Alternatively, some practitioners believe tarot cards may be a utilized as a psychology tool based on their archetypal imagery, an idea often attributed to Carl Jung. Jung wrote, "It also seems as if the set of pictures in the Tarot cards were distantly descended from the archetypes of transformation, a view that has been confirmed for me in a very enlightening lecture by Professor Bernoulli." During a 1933 seminar on active imagination, Jung described the symbolism he saw in the imagery:
"The original cards of the Tarot consist of the ordinary cards, the king, the queen, the knight, the ace, etc., only the figures are somewhat different, and besides, there are twenty-one cards upon which are symbols, or pictures of symbolical situations. For example, the symbol of the sun, or the symbol of the man hung up by the feet, or the tower struck by lightning, or the wheel of fortune, and so on. Those are sort of archetypal ideas, of a differentiated nature, which mingle with the ordinary constituents of the flow of the unconscious, and therefore it is applicable for an intuitive method that has the purpose of understanding the flow of life, possibly even predicting future events, at all events lending itself to the reading of the conditions of the present moment."
Criticism
Quoting the skeptic James Randi, "For use as a divinatory device, the tarot deck is dealt out in various patterns and interpreted by a gifted 'reader.' The fact that the deck is not dealt out into the same pattern fifteen minutes later is rationalized by the occultists by claiming that in that short span of time, a person's fortune can change, too. That would seem to call for rather frequent readings if the system is to be of any use whatsoever."Tarot historian Michael Dummett similarly critiqued occultist uses throughout his various works, remarking that "the history of the esoteric use of Tarot cards is an oscillation between the two poles of vulgar fortune telling and high magic; though the fence between them may have collapsed in places, the story cannot be understood if we fail to discern the difference between the regions it demarcates." As a historian, Dummett held particular disdain for what he called "the most successful propaganda campaign ever launched", noting that "an entire false history, and false interpretation, of the Tarot pack was concocted by the occultists; and it is all but universally believed."
In popular culture
- In JoJo's Bizarre Adventure: Stardust Crusaders, a vast majority of the Stands – personified fighting spirits – featured in the part are named after the 22 Major Arcana. Esoteric tarot divination also plays a part in the naming of a Stand in the part, and many of the characters' defining personality traits are connected to their card's upright and reversed meanings.

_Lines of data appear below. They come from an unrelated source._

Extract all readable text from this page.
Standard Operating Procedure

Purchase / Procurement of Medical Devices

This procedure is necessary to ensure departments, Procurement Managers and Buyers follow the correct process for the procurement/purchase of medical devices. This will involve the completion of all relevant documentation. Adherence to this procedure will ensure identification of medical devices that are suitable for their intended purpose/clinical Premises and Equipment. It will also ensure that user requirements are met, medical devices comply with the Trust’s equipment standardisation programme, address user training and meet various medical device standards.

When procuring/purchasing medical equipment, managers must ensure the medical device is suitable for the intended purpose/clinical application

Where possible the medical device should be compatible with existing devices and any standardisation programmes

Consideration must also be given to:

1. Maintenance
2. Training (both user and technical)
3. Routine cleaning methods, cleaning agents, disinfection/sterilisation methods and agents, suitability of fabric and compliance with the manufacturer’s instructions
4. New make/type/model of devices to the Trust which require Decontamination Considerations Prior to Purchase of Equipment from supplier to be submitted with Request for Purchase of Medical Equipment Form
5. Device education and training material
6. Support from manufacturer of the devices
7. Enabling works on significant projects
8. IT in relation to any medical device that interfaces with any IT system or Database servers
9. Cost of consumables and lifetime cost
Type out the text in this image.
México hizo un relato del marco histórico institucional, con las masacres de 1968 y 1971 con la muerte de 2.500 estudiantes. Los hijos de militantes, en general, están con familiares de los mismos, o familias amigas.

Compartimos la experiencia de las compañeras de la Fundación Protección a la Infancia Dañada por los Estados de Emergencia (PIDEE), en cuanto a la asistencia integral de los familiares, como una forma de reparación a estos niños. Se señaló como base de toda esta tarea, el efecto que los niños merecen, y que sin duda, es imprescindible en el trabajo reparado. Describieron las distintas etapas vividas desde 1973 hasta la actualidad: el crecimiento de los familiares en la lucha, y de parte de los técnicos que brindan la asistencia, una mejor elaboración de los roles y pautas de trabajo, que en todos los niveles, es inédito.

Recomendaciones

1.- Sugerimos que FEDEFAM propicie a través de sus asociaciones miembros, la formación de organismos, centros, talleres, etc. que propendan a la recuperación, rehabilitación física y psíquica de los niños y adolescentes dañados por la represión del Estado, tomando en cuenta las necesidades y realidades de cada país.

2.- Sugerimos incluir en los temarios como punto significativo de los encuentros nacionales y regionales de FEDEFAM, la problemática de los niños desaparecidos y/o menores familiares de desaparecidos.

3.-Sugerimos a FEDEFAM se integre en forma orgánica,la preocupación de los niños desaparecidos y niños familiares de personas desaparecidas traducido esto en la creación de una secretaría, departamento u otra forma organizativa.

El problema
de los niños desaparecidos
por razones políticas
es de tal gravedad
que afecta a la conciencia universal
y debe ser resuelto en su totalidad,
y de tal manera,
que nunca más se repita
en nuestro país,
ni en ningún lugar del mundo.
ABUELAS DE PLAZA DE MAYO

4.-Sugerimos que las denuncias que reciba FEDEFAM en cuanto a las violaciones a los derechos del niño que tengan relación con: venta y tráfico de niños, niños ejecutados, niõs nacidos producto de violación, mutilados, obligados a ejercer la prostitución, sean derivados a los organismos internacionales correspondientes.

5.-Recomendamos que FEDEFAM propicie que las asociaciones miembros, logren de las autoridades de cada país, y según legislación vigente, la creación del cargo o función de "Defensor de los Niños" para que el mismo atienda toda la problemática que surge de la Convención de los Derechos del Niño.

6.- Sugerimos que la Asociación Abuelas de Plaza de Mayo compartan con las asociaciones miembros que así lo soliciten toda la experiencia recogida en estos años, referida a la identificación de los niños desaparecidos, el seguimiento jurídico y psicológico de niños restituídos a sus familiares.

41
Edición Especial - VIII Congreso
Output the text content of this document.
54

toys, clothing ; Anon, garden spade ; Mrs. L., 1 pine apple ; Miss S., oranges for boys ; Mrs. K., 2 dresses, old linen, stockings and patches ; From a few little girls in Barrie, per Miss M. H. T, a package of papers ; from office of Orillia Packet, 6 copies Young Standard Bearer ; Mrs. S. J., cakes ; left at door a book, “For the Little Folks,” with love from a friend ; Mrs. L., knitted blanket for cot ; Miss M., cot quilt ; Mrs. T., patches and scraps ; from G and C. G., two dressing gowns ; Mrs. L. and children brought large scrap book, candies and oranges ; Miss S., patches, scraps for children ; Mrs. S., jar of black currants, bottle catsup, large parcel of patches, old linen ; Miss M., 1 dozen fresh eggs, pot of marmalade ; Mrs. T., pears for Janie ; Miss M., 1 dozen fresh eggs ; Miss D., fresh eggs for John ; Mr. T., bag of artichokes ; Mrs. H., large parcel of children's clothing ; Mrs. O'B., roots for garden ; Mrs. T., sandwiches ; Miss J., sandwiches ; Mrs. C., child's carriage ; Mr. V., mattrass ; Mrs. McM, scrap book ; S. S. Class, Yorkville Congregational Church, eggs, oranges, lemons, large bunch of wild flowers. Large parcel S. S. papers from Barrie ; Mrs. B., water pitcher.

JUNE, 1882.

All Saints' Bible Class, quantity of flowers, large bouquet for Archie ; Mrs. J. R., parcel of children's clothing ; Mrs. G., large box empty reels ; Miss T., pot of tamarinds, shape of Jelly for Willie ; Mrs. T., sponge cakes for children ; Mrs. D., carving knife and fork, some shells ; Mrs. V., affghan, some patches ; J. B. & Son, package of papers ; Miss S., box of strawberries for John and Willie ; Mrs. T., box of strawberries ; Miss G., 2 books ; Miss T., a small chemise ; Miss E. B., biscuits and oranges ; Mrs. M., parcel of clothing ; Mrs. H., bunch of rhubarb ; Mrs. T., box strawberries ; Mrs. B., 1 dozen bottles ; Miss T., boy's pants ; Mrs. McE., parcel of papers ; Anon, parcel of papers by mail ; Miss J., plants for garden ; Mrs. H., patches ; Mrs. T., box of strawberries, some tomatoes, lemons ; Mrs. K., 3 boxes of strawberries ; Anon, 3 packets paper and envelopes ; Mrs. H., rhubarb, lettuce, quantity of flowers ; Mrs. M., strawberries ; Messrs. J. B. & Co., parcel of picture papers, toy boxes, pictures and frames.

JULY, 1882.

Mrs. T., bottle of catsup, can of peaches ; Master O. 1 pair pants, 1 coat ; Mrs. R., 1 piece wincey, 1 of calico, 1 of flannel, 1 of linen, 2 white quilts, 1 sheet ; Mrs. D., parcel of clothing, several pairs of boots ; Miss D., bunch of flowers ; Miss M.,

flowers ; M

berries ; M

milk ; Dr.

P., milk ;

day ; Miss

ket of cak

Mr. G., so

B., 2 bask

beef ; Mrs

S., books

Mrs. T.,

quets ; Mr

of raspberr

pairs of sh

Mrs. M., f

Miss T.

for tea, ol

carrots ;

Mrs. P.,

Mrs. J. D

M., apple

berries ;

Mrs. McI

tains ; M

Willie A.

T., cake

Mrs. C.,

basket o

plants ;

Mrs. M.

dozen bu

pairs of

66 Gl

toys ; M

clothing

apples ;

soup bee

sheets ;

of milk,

- Esoteric tarot features thematically in all iterations of the Persona series of video games, with various characters representing the 22 Major Arcana. The games draw loosely upon the Jungian interpretation of tarot, as they deal extensively with the "shadows", and the collective unconscious.
- The French-American artist Niki de Saint Phalle spent over two decades building her Tarot Garden in Italy. The 22 major sculptures of the garden were based on and named after the Major Arcana of the tarot.
- The Fool's Errand, a 1987 computer game by Cliff Johnson, features several tarot card-themed puzzles.
- Character Tara in Brawl Stars attacks by throwing tarot cards.
- In the 1992 novel Last Call by American writer Tim Powers, a game based on Poker and played with a tarot deck is an important part of the plot, along with esoteric tarot attributes.